Following the compilation's release, fans and players observed that the jumping mechanics felt less precise, with a tendency to slip off platform edges, making certain levels more challenging. A fan theory, supported by Reddit user Tasty Carcass, suggested that the remaster employs "pill-shaped" collision boxes for the characters' feet, as opposed to the flat collision boxes used in the original games. This rounded collision shape, common in the Unity engine, causes characters to slide off edges rather than land securely, affecting jump precision and increasing the likelihood of falling. A visual demonstration by Twitch streamer DingDongVG further highlighted that Crash's jumping arc is faster, resulting in quicker landings compared to the original games.
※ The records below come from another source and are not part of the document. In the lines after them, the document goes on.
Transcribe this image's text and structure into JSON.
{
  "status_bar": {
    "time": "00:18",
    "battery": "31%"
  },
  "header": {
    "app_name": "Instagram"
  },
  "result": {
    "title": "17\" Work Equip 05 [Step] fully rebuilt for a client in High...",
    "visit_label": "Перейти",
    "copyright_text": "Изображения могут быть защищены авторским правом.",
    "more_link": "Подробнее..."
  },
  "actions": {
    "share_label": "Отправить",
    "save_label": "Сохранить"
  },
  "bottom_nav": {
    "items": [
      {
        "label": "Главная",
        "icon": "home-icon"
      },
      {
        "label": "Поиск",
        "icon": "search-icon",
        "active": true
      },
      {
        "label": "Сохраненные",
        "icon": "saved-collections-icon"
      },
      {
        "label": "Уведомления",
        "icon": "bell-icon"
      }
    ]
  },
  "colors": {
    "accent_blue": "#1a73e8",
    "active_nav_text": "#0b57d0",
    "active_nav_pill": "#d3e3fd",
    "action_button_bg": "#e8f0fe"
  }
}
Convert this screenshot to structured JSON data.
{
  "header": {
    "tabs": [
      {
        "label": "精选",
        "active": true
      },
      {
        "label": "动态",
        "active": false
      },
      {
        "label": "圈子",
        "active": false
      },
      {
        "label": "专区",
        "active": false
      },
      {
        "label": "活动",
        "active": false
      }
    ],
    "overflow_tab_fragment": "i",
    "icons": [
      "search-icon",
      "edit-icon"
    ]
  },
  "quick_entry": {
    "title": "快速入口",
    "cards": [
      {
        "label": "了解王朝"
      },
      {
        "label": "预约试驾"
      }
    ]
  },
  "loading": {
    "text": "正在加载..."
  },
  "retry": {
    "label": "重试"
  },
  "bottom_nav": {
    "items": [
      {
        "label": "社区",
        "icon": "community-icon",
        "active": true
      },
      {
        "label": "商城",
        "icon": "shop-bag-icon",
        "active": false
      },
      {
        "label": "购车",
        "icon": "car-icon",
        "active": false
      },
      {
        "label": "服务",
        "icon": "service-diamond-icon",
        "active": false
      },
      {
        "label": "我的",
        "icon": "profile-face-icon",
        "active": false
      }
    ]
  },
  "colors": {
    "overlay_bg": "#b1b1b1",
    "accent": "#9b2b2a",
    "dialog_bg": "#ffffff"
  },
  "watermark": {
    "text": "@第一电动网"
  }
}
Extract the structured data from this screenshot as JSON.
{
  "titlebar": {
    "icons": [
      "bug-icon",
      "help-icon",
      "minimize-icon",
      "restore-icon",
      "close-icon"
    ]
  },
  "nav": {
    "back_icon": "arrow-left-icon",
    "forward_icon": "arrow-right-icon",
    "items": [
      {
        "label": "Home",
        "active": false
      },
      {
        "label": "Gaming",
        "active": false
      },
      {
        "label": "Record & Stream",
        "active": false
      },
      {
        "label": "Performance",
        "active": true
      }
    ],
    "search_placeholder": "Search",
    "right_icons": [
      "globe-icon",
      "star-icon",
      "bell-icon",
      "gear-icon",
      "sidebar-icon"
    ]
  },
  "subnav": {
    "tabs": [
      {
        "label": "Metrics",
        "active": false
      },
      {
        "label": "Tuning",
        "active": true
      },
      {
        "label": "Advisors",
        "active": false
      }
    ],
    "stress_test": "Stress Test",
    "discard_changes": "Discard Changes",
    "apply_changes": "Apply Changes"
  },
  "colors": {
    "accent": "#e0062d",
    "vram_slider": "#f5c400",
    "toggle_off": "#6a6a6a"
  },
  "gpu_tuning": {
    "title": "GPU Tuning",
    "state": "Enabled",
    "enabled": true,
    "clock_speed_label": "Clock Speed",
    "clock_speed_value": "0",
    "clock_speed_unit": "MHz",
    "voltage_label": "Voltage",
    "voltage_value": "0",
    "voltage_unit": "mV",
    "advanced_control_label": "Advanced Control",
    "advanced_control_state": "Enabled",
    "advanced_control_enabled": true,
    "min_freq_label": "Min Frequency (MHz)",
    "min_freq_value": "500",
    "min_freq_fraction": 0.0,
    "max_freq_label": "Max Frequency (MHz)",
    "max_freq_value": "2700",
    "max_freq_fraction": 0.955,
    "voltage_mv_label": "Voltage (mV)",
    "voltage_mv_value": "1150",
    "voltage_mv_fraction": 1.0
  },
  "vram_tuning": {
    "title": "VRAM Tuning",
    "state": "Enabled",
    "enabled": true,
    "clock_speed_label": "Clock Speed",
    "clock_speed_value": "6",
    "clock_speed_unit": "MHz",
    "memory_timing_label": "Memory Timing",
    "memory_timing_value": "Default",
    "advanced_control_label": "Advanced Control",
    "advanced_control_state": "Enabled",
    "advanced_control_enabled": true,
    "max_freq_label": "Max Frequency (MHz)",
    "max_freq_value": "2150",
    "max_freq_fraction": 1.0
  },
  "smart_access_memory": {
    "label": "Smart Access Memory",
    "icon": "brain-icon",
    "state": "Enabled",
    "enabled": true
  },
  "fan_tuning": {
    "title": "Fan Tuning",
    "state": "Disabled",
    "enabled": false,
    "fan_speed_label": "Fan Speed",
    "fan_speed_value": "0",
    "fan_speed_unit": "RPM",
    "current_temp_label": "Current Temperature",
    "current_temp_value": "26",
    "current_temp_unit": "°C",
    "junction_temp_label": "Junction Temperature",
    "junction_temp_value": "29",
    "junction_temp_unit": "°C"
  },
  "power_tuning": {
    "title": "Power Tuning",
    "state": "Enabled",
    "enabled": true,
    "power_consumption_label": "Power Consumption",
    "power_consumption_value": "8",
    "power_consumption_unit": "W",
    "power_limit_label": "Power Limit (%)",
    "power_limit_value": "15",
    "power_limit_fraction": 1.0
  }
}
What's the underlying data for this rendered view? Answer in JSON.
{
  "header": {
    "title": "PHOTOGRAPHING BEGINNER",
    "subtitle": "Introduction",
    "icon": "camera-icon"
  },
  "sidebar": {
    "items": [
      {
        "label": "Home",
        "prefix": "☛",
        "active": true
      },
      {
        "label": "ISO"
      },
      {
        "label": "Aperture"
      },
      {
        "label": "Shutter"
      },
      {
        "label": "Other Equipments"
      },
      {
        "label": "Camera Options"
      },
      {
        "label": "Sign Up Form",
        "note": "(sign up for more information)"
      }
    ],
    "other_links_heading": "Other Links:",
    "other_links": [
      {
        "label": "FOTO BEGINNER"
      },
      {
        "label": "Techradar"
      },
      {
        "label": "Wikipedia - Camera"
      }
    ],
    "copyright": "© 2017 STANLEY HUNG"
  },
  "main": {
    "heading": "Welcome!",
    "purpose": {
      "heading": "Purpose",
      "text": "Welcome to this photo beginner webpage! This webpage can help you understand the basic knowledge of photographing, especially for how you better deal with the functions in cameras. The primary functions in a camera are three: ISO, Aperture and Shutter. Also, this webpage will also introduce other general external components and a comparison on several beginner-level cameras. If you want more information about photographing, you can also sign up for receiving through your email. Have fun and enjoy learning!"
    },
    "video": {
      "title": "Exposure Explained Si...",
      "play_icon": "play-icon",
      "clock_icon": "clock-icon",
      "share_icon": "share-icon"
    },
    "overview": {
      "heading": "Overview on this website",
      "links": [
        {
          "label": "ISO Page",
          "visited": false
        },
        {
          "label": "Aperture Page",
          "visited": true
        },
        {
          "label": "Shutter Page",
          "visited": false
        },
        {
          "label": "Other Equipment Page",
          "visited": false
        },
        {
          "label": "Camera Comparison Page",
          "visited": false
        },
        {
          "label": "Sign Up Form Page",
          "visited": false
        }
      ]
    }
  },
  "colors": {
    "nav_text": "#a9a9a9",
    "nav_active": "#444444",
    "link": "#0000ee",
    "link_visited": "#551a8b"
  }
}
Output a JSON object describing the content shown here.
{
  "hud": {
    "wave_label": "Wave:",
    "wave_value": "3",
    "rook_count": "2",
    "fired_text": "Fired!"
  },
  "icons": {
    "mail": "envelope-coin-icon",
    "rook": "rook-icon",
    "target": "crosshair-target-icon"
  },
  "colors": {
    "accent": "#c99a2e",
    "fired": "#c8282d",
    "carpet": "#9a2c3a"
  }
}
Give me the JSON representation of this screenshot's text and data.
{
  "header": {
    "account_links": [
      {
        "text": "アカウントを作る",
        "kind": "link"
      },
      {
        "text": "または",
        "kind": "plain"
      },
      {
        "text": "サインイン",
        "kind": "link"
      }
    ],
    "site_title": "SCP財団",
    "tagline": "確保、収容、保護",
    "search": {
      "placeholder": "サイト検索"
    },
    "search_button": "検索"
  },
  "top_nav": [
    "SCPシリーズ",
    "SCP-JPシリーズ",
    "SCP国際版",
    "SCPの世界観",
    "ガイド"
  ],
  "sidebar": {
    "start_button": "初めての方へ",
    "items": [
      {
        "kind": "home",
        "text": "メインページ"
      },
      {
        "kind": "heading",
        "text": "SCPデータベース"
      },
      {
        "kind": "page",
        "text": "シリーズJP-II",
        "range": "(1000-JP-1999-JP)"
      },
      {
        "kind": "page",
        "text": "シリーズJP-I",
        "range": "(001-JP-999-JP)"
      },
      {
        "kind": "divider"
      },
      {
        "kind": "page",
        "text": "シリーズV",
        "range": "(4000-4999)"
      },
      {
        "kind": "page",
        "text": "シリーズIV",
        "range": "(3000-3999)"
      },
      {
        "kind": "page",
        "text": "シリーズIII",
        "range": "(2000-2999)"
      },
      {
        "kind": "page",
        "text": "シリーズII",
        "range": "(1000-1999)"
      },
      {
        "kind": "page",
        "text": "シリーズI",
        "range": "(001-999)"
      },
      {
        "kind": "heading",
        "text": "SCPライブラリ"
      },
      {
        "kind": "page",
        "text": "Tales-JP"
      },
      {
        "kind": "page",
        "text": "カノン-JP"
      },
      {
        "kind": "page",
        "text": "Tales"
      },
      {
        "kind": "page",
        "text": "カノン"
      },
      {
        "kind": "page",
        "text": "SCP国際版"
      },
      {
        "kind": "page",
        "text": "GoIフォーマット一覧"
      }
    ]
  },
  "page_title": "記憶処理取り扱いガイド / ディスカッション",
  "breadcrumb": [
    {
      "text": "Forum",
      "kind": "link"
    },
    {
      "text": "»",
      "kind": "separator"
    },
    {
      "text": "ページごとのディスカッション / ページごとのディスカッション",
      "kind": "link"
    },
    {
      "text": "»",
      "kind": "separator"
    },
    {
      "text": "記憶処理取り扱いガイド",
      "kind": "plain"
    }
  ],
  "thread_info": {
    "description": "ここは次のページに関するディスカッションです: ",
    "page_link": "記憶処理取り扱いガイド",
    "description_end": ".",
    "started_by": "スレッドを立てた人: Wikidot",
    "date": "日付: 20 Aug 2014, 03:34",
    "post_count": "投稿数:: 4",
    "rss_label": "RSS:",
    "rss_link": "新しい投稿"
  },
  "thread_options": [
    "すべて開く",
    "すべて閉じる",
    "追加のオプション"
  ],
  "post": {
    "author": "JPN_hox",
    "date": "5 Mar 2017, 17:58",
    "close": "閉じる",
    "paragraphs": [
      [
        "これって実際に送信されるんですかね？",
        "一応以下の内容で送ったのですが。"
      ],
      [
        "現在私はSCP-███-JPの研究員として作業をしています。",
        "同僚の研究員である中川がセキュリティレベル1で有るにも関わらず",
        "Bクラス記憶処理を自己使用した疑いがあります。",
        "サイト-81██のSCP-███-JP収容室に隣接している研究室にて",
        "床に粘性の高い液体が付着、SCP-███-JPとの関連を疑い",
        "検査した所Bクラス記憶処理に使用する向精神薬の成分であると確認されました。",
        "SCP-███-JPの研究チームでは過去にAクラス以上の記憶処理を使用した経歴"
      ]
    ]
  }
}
Vicarious Visions, via Activision's editorial manager Kevin Kelly, later confirmed these observations. The developer acknowledged that the remaster, particularly the first game, requires greater precision in jumping due to differences in the jumping mechanics and character collision system. The development team used Crash Bandicoot: Warped as a reference point while individually tuning each game's mechanics, with the altered collision system and faster jump arc contributing to the increased difficulty, especially in the first game. Kelly recommended that new players begin with the second or third games, which are less demanding, before tackling the first. He warned that adapting to the new mechanics may pose an additional challenge for players familiar with the originals. No patch to align the remaster's handling with the originals was ever announced or released. In 2025, Andy Gavin criticized the compilation for "botch[ing]" the jump mechanics by making all jumps maximum height, resulting in floaty gameplay.

Aggregate scores
| Aggregator | Score |
|---|---|
| Metacritic | (PS4) 80/100 (NS) 78/100 (XONE) 79/100 (PC) 76/100 |
| OpenCritic | 80% recommend |

Review scores
| Publication | Score |
|---|---|
| Destructoid | 8.5/10 |
| Electronic Gaming Monthly | 4/5 |
| Game Informer | 8/10 |
| GameRevolution | PS4: 4.5/5 NS: 4/5 |
| GameSpot | 6/10 |
| GamesRadar+ | 3.5/5 |
| Hardcore Gamer | 4/5 |
| HobbyConsolas | 83% |
| IGN | 8.5/10 |
| Jeuxvideo.com | PS4: 17/20 NS: 15/20 |
| MeriStation | PS4: 8.8/10 NS: 8/10 |
| Nintendo Life | 7/10 |
| Nintendo World Report | 7.5/10 |
| PC Gamer (US) | 6/10 |
| Pocket Gamer | 7/10 |
| Polygon | 6/10 |
| Push Square | 8/10 |
| The Games Machine (Italy) | 8/10 |

=== Awards ===
The Crash Bandicoot N. Sane Trilogy won the award for "Best Remake/Remaster" at IGNs 2017 awards, while the readers and staff of Game Informer voted it as the "Best Remastered Action" and "Best Remastered/Remade" game in theirs. It was also nominated for the Tappan Zee Bridge Award for "Best Remake" at the New York Game Awards 2018, and won the award for "Game, Classic Revival" at the National Academy of Video Game Trade Reviewers Awards, whereas its other nomination was for the "Original Light Mix Score, Franchise" category. It was also nominated for "People's Choice" at the Italian Video Game Awards.